- Born: 1985 (age 39–40) Bahia, Brazil
- Education: College of Design / fine arts
- Alma mater: Federal University of Bahia (2004)
- Known for: Graffiti art, murals
- Style: Combines past and modern cultures and people

= Ananda Nahu =

Brazilian graffiti artist (born 1985)

Ananda Nahu is a Brazilian graffiti artist born in Bahia, Brazil in 1985. In 2001, she moved from Juazeiro to Salvador, where she attended the College of Design in 2003 and the Fine Arts School at the Federal University of Bahia in 2004. Throughout this time, she developed interests in diverse artistic expressions such as photography, Fine Arts Paintings and engravings, as a result of her studies and research on lithography, serigraphy, metal graving, and posters.

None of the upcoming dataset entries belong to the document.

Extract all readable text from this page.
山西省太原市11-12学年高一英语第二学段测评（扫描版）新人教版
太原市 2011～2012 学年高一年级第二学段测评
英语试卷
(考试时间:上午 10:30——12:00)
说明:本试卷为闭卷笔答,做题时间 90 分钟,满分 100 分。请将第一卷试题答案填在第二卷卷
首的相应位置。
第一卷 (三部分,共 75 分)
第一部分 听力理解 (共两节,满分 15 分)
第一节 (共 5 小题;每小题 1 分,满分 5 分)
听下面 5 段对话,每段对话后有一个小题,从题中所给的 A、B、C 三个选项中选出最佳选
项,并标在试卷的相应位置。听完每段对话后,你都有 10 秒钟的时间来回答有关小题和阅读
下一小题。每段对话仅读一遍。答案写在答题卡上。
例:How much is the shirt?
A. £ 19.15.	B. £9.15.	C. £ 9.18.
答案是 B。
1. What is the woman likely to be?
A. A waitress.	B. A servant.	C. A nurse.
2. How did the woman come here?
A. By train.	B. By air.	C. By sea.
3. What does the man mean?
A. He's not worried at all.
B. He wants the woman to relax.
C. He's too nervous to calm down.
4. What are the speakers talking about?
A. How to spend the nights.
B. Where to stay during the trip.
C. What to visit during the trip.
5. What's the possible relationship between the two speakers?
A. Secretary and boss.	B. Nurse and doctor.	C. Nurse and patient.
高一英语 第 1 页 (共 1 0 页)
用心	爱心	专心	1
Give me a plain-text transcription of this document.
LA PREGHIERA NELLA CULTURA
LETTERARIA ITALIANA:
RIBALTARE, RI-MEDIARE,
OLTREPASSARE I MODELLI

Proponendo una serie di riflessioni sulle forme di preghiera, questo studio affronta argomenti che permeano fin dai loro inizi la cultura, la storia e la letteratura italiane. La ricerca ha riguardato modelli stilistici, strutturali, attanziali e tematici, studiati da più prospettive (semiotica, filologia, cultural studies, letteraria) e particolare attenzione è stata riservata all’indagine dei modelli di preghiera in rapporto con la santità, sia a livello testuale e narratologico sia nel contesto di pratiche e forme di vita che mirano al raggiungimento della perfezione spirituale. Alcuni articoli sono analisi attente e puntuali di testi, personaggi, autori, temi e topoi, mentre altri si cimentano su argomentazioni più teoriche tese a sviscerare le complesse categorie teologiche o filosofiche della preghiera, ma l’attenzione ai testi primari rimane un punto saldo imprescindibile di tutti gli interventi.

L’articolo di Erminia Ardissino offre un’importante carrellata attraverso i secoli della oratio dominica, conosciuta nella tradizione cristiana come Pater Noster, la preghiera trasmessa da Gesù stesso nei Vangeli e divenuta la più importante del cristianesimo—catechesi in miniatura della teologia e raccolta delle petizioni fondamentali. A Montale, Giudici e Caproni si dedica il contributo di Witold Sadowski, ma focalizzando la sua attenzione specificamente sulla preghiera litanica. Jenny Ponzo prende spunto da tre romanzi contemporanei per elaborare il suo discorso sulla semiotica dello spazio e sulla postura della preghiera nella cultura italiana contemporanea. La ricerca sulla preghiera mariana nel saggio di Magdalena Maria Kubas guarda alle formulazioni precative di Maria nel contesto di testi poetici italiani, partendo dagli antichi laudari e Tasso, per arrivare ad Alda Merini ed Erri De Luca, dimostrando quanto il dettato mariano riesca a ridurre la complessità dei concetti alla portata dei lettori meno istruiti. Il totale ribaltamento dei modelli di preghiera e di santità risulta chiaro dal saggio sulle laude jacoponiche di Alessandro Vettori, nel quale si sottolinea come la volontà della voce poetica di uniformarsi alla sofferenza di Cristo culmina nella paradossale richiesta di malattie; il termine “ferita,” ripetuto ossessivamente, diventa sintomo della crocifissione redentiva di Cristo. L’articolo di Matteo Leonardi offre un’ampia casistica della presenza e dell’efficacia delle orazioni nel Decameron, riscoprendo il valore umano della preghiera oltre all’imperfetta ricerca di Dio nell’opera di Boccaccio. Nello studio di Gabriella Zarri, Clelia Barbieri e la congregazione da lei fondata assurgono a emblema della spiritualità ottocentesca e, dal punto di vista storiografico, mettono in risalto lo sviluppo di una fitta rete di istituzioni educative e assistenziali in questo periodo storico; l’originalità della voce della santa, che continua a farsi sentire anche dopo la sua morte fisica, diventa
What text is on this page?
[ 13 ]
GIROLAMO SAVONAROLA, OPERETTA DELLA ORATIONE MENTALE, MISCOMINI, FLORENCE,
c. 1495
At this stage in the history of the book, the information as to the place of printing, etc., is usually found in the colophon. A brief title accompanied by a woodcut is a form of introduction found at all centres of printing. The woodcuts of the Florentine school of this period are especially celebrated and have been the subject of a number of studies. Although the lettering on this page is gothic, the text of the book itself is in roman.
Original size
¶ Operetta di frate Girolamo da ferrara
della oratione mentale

Nahu was introduced to the art of graffiti when she met graffiti artist and ex husband, Rodrigo Izolag. As a result, she began using stencils in order to create wall arts. In Nahu's work, which mostly showcases women, utilizes a variety of techniques, colors, visual effects, and painting styles contribute to her vision of, combining past and modern cultures and people into a harmonious compositions that expresses the pure beauty, strength, and positivity from the nature of human beings.

In 2014, Nahu, along with Jeremy Thal, created a "sound and art" installation at the BRIC House Hallway focused on New York's diaspora communities, SOUND WALLS/SOANDO PAREDES. Over the course of multiple years Nahu collaborated with fellow Brazilian artist, Izolag, and Bronx based photographer, Ricky Flores, to create art based on Flores's work which finally culminated in Faces from the Block at the BronxArtSpace in 2015.

Nahu was selected as one of the "redefining" artists of Brazil in 2015 by CNN Style. In 2016 she contributed to a large (600 plus feet long) mural in Cleveland, Ohio. In 2022, Nahu painted a large mural in one of the guest room hallways at the Rosewood hotel in São Paulo.

Nahu currently resides in Rio de Janeiro, Brazil.